Despite allegations and push back from the local community, Riverview has continued to receive vital accreditations from the Joint Commission, a nonprofit organization that accredits over 20,000 healthcare organizations throughout the country.

Interim Superintendent Jay Harper is optimistic about the hospital’s ability to work toward continued improvement. In an interview with the Portland Press Herald, Harper reported the hiring of three additional psychologists, upgraded therapy offerings, an increase in the training budget from $4,000 to $60,000 and improvements to hospital culture for employees and patients alike. “There are a lot of incentives built into the system now for employees to find alternative ways to deal with situations other than seclusion,” Harper said.

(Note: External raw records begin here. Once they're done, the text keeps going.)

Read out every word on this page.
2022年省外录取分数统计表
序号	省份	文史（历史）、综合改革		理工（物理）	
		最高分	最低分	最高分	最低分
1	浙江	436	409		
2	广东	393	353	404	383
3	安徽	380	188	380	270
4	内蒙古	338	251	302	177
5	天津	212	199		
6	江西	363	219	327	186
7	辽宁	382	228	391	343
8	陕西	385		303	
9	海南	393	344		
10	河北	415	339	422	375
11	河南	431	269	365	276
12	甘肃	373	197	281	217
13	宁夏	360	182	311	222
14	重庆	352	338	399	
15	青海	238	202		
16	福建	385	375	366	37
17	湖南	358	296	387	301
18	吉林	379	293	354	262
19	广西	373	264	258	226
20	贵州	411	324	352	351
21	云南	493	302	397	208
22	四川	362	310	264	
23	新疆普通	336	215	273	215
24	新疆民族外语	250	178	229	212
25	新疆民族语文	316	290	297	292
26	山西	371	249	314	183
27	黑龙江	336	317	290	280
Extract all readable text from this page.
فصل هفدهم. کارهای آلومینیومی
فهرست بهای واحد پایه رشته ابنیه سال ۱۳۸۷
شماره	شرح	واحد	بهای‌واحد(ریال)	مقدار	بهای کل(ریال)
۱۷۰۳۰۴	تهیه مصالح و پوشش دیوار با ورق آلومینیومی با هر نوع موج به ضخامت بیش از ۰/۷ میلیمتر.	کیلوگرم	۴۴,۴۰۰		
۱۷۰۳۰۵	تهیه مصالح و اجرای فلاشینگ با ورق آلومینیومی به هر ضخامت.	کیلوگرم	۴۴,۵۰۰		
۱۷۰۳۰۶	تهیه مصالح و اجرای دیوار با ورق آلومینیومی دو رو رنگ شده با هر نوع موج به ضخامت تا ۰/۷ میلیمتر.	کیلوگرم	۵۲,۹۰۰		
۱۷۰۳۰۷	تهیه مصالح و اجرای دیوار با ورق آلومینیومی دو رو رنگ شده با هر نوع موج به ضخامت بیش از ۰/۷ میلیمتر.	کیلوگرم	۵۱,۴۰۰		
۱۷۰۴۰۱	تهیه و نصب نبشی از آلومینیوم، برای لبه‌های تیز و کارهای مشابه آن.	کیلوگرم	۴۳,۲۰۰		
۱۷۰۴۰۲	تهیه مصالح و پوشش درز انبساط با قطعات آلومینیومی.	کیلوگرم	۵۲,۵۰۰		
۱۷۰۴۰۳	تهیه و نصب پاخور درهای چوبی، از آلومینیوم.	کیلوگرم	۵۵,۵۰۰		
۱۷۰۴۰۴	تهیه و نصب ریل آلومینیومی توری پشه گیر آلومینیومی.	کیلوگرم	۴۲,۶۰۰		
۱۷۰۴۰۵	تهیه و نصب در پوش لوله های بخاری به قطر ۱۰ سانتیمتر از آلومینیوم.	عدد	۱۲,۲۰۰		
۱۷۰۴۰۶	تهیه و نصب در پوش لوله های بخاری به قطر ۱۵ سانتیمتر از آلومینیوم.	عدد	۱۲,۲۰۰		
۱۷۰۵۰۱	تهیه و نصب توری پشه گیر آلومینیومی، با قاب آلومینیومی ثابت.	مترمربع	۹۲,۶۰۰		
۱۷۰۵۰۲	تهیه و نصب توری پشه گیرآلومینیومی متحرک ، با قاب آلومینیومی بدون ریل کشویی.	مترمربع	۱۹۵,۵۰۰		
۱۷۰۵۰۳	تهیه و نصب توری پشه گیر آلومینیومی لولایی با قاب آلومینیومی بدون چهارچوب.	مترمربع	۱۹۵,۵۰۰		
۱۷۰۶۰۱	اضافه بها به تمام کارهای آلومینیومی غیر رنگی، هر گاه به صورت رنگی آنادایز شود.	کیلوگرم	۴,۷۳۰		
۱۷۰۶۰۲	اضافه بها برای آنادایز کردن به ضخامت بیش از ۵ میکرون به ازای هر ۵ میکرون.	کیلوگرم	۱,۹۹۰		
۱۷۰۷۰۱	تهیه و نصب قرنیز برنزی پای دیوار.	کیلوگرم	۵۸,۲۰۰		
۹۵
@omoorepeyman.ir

This notion of recovery has recently been reflected in many aspects of Riverview’s operations. In the face of continued pressure from both the media and the Maine State government, the sign standing outside of the hospital’s facilities was changed from “Riverview Psychiatric Center” to the “Riverview Psychiatric Recovery Center.”

Katz, however, remains vigilant. “To me, the name change is irrelevant,” he said. “What goes on inside is the important thing.”

“You can throw a lot of money at a problem, but you have to change the culture, too,” Dorsey said. “These people deserve good care, just like the rest of us.”